A couple of weeks ago I posted an excellent article from Jared Wilson. His blog can be found at the Gospel Coalition website and is a real keeper. Today I stumbled across this extended passage from another article and found that it captures a truth often faced by many in the Bible Belt.

We are in a weird — but frequently exhilarating — position where the gospel is scandalous even to Christians.

So many of our brothers and sisters want the compartmentalized spirituality (putting in their religious time on Sunday mornings), the six steps to such-and-such messages, and the superficiality of apathy towards real community, that missional thinking and living, gospel-saturated and Jesus-centered messages, and the demands of relational intimacy freak them out. This stuff is a foreign language to them, and I see it constantly in the so-called “Christian South,” where “everyone” is a Christian, “everyone” goes to church.

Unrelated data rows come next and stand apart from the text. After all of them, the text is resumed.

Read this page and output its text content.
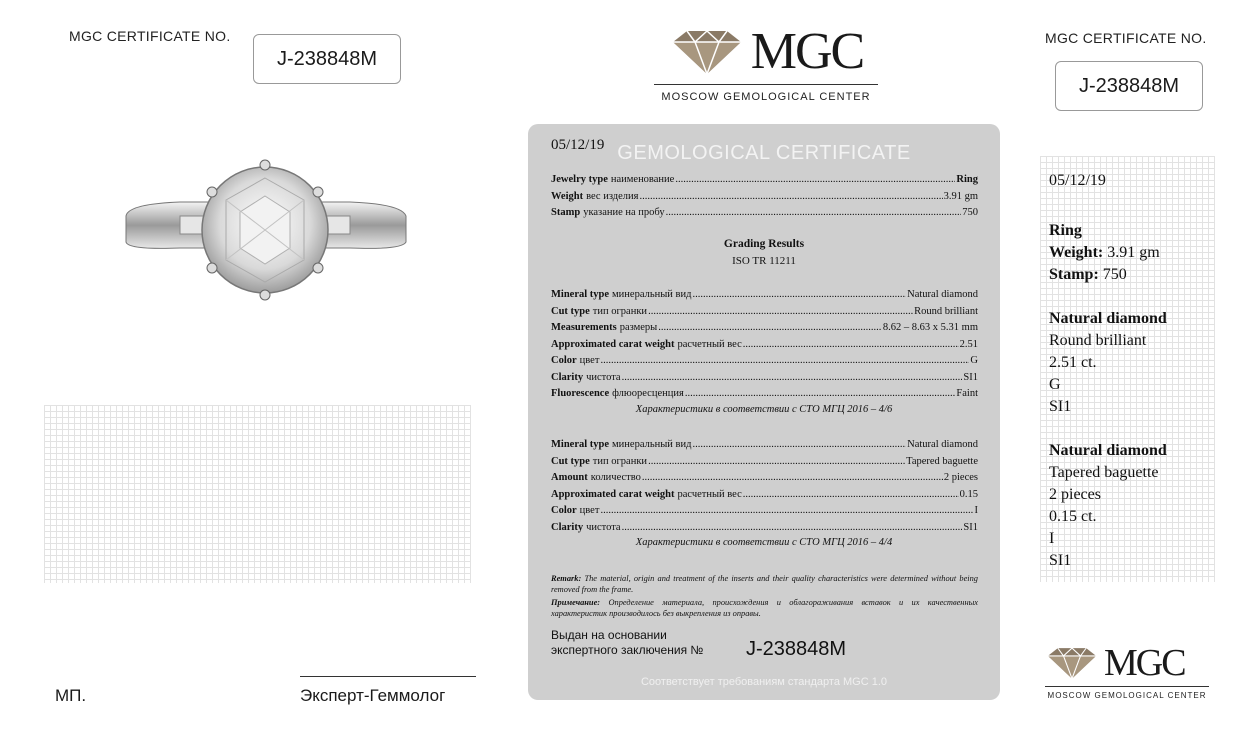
MGC CERTIFICATE NO.
J-238848M	MGC
MOSCOW GEMOLOGICAL CENTER
MGC CERTIFICATE NO.
J-238848M
МП.	Эксперт-Геммолог
05/12/19 GEMOLOGICAL CERTIFICATE
Jewelry type наименование .....	Ring
Weight вес изделия .....	3.91 gm
Stamp указание на пробу .....	750
Grading Results
ISO TR 11211
Mineral type минеральный вид .....	Natural diamond
Cut type тип огранки .....	Round brilliant
Measurements размеры .....	8.62 – 8.63 x 5.31 mm
Approximated carat weight расчетный вес .....	2.51
Color цвет .....	G
Clarity чистота .....	SI1
Fluorescence флюоресценция .....	Faint
Характеристики в соответствии с СТО МГЦ 2016 – 4/6
Mineral type минеральный вид .....	Natural diamond
Cut type тип огранки .....	Tapered baguette
Amount количество .....	2 pieces
Approximated carat weight расчетный вес .....	0.15
Color цвет .....	I
Clarity чистота .....	SI1
Характеристики в соответствии с СТО МГЦ 2016 – 4/4
Remark: The material, origin and treatment of the inserts and their quality characteristics were determined without being removed from the frame.
Примечание: Определение материала, происхождения и облагораживания вставок и их качественных характеристик производилось без выкрепления из оправы.
Выдан на основании
экспертного заключения № J-238848M
Соответствует требованиям стандарта MGC 1.0
05/12/19
Ring
Weight: 3.91 gm
Stamp: 750
Natural diamond
Round brilliant
2.51 ct.
G
SI1
Natural diamond
Tapered baguette
2 pieces
0.15 ct.
I
SI1
MGC
MOSCOW GEMOLOGICAL CENTER
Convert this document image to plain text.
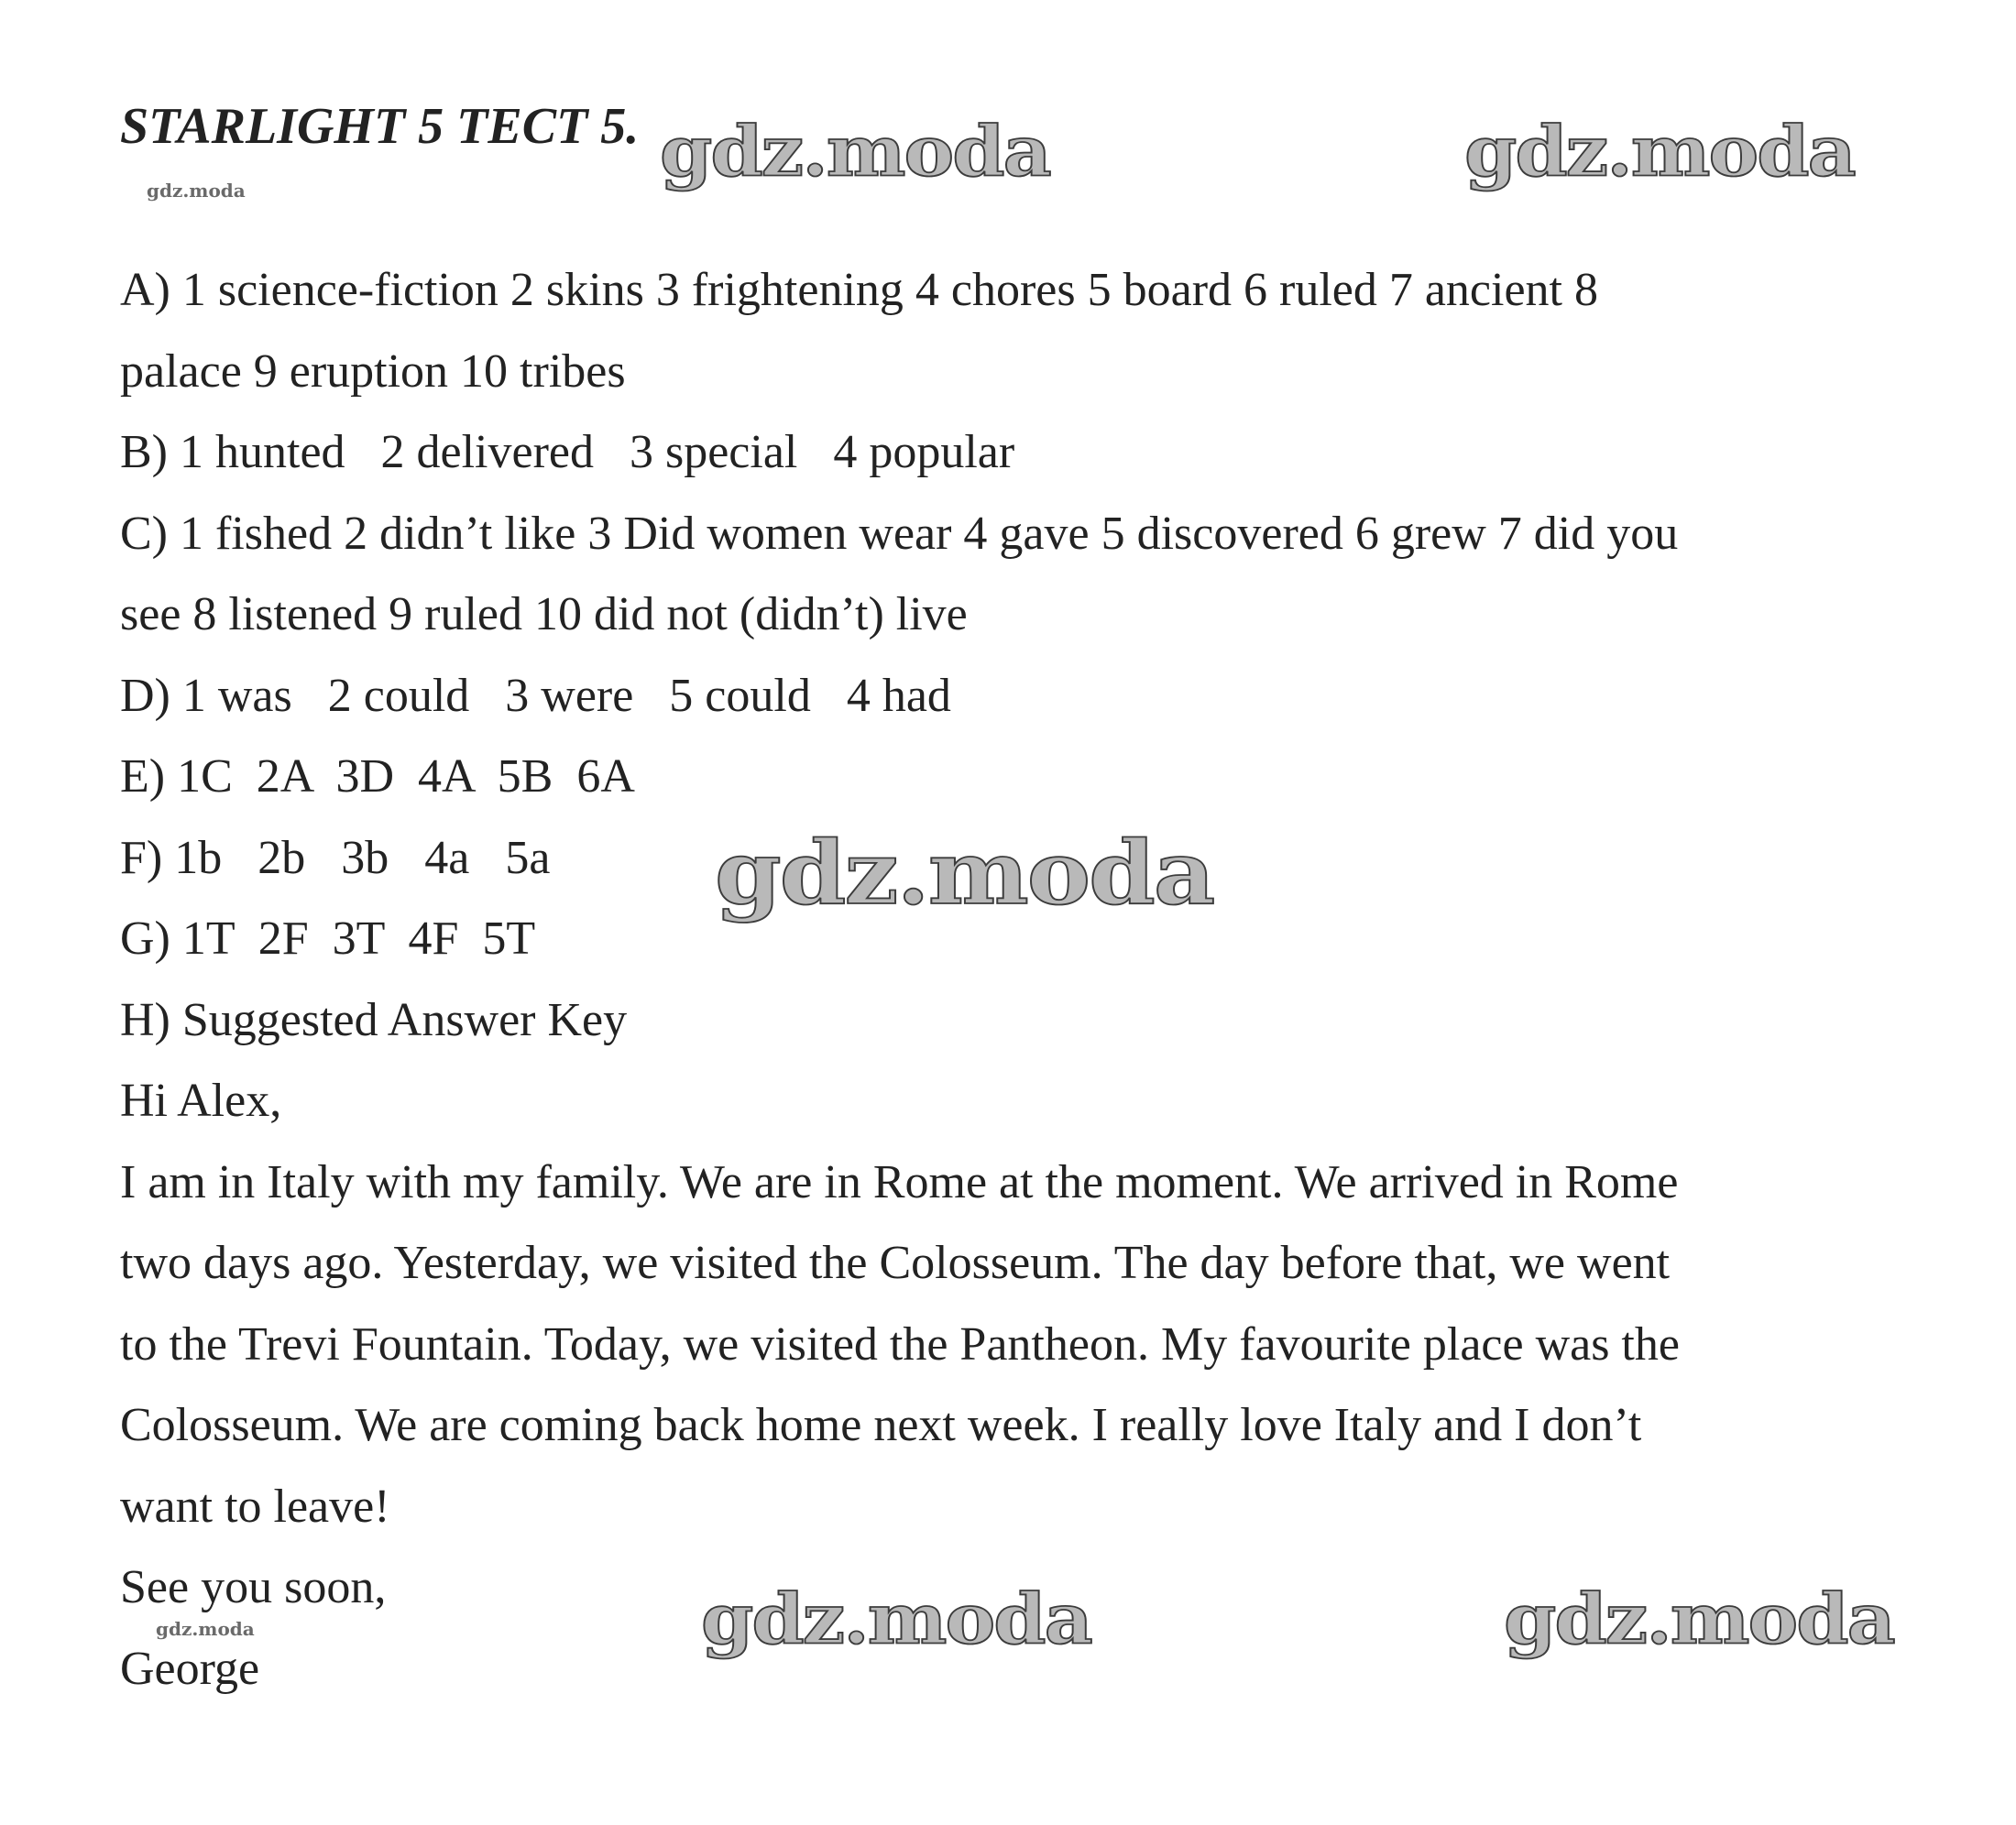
STARLIGHT 5 ТЕСТ 5.
A) 1 science-fiction 2 skins 3 frightening 4 chores 5 board 6 ruled 7 ancient 8
palace 9 eruption 10 tribes
B) 1 hunted   2 delivered   3 special   4 popular
C) 1 fished 2 didn’t like 3 Did women wear 4 gave 5 discovered 6 grew 7 did you
see 8 listened 9 ruled 10 did not (didn’t) live
D) 1 was   2 could   3 were   5 could   4 had
E) 1C  2A  3D  4A  5B  6A
F) 1b   2b   3b   4a   5a
G) 1T  2F  3T  4F  5T
H) Suggested Answer Key
Hi Alex,
I am in Italy with my family. We are in Rome at the moment. We arrived in Rome
two days ago. Yesterday, we visited the Colosseum. The day before that, we went
to the Trevi Fountain. Today, we visited the Pantheon. My favourite place was the
Colosseum. We are coming back home next week. I really love Italy and I don’t
want to leave!
See you soon,
George
gdz.moda	gdz.moda
gdz.moda
gdz.moda
gdz.moda	gdz.moda
gdz.moda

Once upon a time, reading on a Nashville church shopper’s blog, I noticed a commenter urging her to look for a church that focused on Jesus. Her reply was, “I’ve already found Jesus.”

This is the default mode of Bible Belt Christianity. I’ve got my ticket punched, just give me the show now. I need a dynamic speaker on Sunday mornings, a rockin’ band on the stage, a full service childcare facility, a big youth group, a coffee bar near the sanctuary, etc. I’ve got Jesus already; give me something that matters to me now, something “relevant,” something applicable.

And there is a never-ending appetite for this stuff because this stuff doesn’t fix or fulfill anything. Seven steps to conquering conflict in your marriage won’t eradicate conflict. So there’s always demand for seven more steps next time around.

What I find especially ironic about the churches catering to gospel-unawakened Christians is that they claim they exist for the unchurched. They are the ones actually reaching lost people, they say. The data does not support this, of course. The number of megachurches has increased; the number of Christians has decreased. This does not compute. And when folks like Sally Morgenthaler start looking at the research, what they find is that the attractional machine, which purports to be for the lost and unchurched, basically just ends up attracting Christians from smaller or less “exciting” churches.